Image : étude préparatoire pour la toile « Protection », fournie gracieusement par Marc Sainteul.
J'avais depuis pas mal de temps envie d'écrire quelque chose sur l'art représentatif du BDSM, c'est chose faite.
En effet, la diffusion de l'existence du bdsm tient en sa représentation visuelle. Dans une société soumise à la dictature de l'image, c'est celle-ci qui illustre ces 4 initiales : BDSM.
Malheureusement, c'est par cet extraordinaire moyen de communication qu'est l'image que bon nombre de gens parquent le bdsm au rayon des horreurs, de l'inavouable, de la pornographie basique. Cet univers pourtant subtil et teinté de respect et de plaisir est vite catalogué, servi par la pléthore de site usant des initiales BDSM pour attirer les curieux et néophytes sur un mauvais chemin.
Mettant à mal les règles, les us et coutumes d'un univers bien plus sain qu'il n'y paraît au premier abord.

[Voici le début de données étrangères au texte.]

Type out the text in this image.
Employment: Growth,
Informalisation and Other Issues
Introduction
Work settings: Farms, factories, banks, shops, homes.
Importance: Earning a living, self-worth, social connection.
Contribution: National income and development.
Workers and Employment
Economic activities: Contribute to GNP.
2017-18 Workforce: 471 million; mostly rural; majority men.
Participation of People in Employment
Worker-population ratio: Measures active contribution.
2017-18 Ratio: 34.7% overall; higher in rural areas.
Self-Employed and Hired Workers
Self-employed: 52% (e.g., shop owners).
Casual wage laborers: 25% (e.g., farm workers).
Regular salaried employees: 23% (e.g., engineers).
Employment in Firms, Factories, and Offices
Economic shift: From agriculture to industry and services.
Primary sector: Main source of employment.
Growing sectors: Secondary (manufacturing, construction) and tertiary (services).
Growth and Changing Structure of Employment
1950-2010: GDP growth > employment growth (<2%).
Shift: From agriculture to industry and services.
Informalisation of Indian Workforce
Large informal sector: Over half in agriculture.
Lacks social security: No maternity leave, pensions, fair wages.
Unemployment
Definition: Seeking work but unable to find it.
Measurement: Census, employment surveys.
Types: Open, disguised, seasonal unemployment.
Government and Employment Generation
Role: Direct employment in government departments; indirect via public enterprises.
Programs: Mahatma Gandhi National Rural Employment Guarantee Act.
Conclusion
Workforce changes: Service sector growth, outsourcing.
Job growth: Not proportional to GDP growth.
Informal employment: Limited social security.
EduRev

L'expression picturale a pourtant donné une certaine légitimité au BDSM. Il y a fort longtemps, les seules scènes violentes exposées montraient des Dieux de la mythologie aux usages très « SM ». Puis ce fut le tour de l'illustration des sévices subis par les coupables (hérétiques, sorcières, ...), dictée par une Eglise toute puissante.
Enfin, la révolution et l'explosion du libertinage vinrent conférer les attributs du plaisir à la souffrance, sous la plume du Marquis de Sade et de quelques illustrateurs.
Maintenant, le BDSM est une source artistique importante, donnant notoriété à de grands artistes, en particulier des photographes.
Je ne suis pas artiste, et mon propos n'aurait aucune légitimité si je ne le bâtissais pas autour de la relation que j'entretiens avec un artiste, un Vrai ! Oserais-je dire.
Or n'est pas artiste qui veut, et se procurer le dernier appareil photo, craquer sa tirelire pour une panoplie de peintre ne fait pas naître la petite étincelle qui distingue l'artiste de l'amateur. La sensibilité ne s'apprend pas, elle se cultive.
Conjointement, appréhender l'art SM demande au public un certain recul, un certain respect pour la représentation de ces attitudes qui ne lui sont pas familières. Il ne s'agit pas là de jouer les voyeurs mal assumés.
Pour ce qui concerne la création elle-même, il ne suffit pas d'inventer les meilleurs éclairages, de jouer dans les meilleurs décors, de trouver les plus beaux sujets pour créer. Si le côté technique, est primordial, il y a « autre chose »...
Lorsque l'artiste reçoit le pouvoir du Maître, qu'il apprend de son sujet, qu'il s'imprègne de ses envies, de ses fantasmes, s'édifie alors un rapport de confiance mutuel, cher au monde BDSM.
Cette communion naissante substituera le silence des regards aux paroles. Le sujet et l'artiste savent ce vers quoi ils vont.
Photographier, peindre, sculpter le plaisir, la souffrance, la soumission... ne sont pas choses aisées et c'est non seulement par son talent, mais aussi par son approche de cet univers que l'artiste donne naissance à une œuvre qui en dira toujours plus qu'une simple et vulgaire photo pornographique. Il y a ici une recherche d'authenticité, de « montrer » des situations réelles, de les valoriser, de les sublimer.
Je tiens donc à remercier Marc Sainteul et tous les autres Artistes qui mettent en avant le BDSM et l'honorent de leur talent.